Stem cell transplant and CAR T-cell patients should be first for COVID vaccine

COThe benefits of COVID-19 vaccination outweigh the unknown risks in haematopoietic stem cell transplant and CAR T-cell (TCT) patients.

According to the Australia and New Zealand Transplant and Cellular Therapies (ANZTCT) consensus position statement, there are currently no studies evaluating COVID-19 vaccines in TCT patients.

“Despite the lack of data, there is no immunologic rationale to suggest that these vaccines might be harmful, and there is no risk of developing COVID-19 from these vaccines as none are live vaccines.”

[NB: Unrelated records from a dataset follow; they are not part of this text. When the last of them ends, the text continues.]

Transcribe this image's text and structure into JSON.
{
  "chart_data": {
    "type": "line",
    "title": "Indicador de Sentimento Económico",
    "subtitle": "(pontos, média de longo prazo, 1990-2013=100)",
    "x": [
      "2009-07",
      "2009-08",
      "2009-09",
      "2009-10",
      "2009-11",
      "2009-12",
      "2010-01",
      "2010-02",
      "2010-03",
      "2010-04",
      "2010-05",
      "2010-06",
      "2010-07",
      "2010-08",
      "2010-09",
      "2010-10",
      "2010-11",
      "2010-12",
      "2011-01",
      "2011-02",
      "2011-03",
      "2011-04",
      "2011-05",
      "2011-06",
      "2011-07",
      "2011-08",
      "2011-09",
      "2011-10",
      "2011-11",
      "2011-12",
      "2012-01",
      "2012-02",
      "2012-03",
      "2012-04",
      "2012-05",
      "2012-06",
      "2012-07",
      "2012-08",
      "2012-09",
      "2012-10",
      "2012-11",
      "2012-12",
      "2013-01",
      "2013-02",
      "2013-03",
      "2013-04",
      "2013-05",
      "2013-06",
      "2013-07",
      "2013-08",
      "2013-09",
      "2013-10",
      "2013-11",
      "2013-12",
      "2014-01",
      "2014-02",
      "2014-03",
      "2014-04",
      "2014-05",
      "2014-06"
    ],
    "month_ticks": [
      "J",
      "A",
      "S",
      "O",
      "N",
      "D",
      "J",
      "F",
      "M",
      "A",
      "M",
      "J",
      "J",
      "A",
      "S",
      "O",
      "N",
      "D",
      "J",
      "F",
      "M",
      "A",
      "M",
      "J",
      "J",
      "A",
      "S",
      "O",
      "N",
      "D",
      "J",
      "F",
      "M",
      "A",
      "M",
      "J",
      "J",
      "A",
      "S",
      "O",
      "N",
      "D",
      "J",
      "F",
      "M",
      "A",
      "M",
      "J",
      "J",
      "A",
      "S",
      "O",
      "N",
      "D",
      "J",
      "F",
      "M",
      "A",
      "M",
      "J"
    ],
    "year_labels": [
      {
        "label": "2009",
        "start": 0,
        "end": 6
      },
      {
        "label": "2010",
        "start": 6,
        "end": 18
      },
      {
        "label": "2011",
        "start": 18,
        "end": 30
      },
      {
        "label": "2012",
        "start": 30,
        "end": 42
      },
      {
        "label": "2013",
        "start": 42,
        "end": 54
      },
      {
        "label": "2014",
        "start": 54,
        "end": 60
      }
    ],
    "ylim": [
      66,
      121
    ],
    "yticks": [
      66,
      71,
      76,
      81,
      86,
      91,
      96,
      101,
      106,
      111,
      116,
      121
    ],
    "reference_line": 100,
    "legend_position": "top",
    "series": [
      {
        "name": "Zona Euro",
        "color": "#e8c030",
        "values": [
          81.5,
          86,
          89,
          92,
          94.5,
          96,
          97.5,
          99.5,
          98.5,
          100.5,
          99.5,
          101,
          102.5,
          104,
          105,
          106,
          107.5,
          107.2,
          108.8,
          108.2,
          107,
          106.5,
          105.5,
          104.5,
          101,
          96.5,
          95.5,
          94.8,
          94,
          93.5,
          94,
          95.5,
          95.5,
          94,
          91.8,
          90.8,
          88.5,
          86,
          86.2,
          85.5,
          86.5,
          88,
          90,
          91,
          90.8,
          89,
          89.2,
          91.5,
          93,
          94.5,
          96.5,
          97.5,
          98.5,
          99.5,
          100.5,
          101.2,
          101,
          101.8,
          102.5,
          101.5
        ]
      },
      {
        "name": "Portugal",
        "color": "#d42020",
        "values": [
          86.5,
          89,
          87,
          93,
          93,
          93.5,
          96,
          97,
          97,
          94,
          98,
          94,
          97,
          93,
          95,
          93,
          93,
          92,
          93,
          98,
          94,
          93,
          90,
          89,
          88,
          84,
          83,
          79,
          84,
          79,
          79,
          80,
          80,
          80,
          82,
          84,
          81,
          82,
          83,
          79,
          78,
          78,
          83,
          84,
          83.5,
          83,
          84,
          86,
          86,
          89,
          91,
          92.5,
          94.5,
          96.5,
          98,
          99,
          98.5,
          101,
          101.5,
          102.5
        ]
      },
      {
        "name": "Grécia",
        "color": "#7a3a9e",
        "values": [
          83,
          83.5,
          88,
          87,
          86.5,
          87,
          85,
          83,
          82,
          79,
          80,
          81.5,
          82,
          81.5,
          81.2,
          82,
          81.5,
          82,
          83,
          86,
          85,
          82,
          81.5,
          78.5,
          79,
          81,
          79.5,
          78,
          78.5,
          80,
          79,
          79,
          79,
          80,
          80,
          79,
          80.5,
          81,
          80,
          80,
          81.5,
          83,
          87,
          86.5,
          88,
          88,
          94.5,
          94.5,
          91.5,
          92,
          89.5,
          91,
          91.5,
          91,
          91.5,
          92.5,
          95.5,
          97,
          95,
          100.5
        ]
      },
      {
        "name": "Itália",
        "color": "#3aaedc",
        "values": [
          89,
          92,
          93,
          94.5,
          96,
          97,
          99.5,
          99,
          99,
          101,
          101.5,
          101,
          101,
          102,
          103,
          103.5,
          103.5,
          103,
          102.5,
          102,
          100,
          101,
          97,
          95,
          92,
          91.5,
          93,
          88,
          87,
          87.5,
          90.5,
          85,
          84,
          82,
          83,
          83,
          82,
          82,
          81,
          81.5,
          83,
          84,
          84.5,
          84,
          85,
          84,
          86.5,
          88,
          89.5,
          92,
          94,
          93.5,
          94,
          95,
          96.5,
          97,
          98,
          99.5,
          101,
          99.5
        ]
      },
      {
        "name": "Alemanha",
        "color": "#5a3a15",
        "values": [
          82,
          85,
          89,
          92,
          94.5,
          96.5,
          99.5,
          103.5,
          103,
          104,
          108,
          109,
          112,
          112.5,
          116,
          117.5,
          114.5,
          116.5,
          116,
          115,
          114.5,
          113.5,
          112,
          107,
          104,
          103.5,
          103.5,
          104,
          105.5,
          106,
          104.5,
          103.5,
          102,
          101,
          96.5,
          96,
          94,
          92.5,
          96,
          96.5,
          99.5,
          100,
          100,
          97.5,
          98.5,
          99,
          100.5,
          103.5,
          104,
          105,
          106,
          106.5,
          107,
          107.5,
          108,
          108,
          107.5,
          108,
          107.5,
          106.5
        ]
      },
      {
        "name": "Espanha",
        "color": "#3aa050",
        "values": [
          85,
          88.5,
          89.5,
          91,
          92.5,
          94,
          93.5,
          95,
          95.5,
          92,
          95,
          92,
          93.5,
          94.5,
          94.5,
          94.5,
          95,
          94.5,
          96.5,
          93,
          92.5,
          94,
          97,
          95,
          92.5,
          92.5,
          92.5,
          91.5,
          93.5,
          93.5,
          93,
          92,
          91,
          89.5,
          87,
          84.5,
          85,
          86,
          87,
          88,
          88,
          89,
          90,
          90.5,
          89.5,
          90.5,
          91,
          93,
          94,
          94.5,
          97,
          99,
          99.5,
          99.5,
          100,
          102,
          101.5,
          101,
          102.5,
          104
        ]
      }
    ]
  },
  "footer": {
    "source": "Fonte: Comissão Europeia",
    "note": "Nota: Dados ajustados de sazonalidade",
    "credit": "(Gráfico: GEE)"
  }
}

The statement also said other vaccine products have not been shown to worsen acute or chronic GVHD.

“Given the high mortality risk associated with COVID-19 in TCT patients, TCT patients and health care workers delivering care to these patients should be prioritised,” the statement said.

They also noted:

  • The benefits of vaccination outweigh the unknowns in TCT patients without contraindications such as allergies to the vaccine.
  • Patients planned for TCT should be vaccinated as soon as feasible prior to TCT without deferral of TCT.
  • Optimal responses to the vaccine are more likely >6 months post TCT and when patients are off immunosuppressive therapy. Clinicians could consider vaccination as early as 3-6 months post TCT in patients aged >16 depending on local and community transmission and clinical factors.
  • The unknown risks in the setting of GVHD are likely to be outweighed by the benefits, particularly in patients with lung GVHD. Therefore, in allogeneic HSCT recipients who remain on immunosuppressive therapy beyond 6 months, consideration should be given to the indication, intensity and expected duration of immunosuppressive therapy when deciding whether to vaccinate or defer. Especially if patients are close to weaning off immune suppressive therapy, a short period of deferral may improve immunogenicity to vaccination and would be appropriate in the context of well controlled community transmission.
  • TCT patients should be advised to continue to practice usual public health measures (e.g. masks, physical distancing, avoiding crowds, ensuring good indoor ventilation, and hand hygiene) in accordance with national and regional guidelines after vaccination as immunogenicity and efficacy in these patients is unknown.
  • Available vaccines are not licensed for use in patients under the age of 16 years noting that trials are underway to answer this question.
  • Healthy bone marrow transplant donors should be vaccinated as soon as possible prior to donation, preferably within 3 months prior to donation without deferral of donation.
  • Household transmission is one of the most common mechanisms of SARS-CoV-2 transmission so vaccination of household members and or carers of TCT patients should be prioritised.
  • Acknowledging the lack of data for efficacy and safety in TCT patients, the Pfizer/BioNTech SARS-Cov-2 vaccine has high efficacy in the general population and is the only vaccine with (albeit limited) data in patients with haematological malignancy, and therefore considered the preferred vaccine in TCT patients, health care workers delivering their care and household members.
  • Where possible, assessment of vaccine response with post vaccination serology testing should be performed in TCT patients.
  • Studies to determine the optimal vaccine, timing, number of doses and schedule in TCT patients are urgently needed. It is also important to consider the role of donor vaccination and the role of vaccination in paediatric TCT patients since this cohort was excluded from the pivotal above mentioned studies.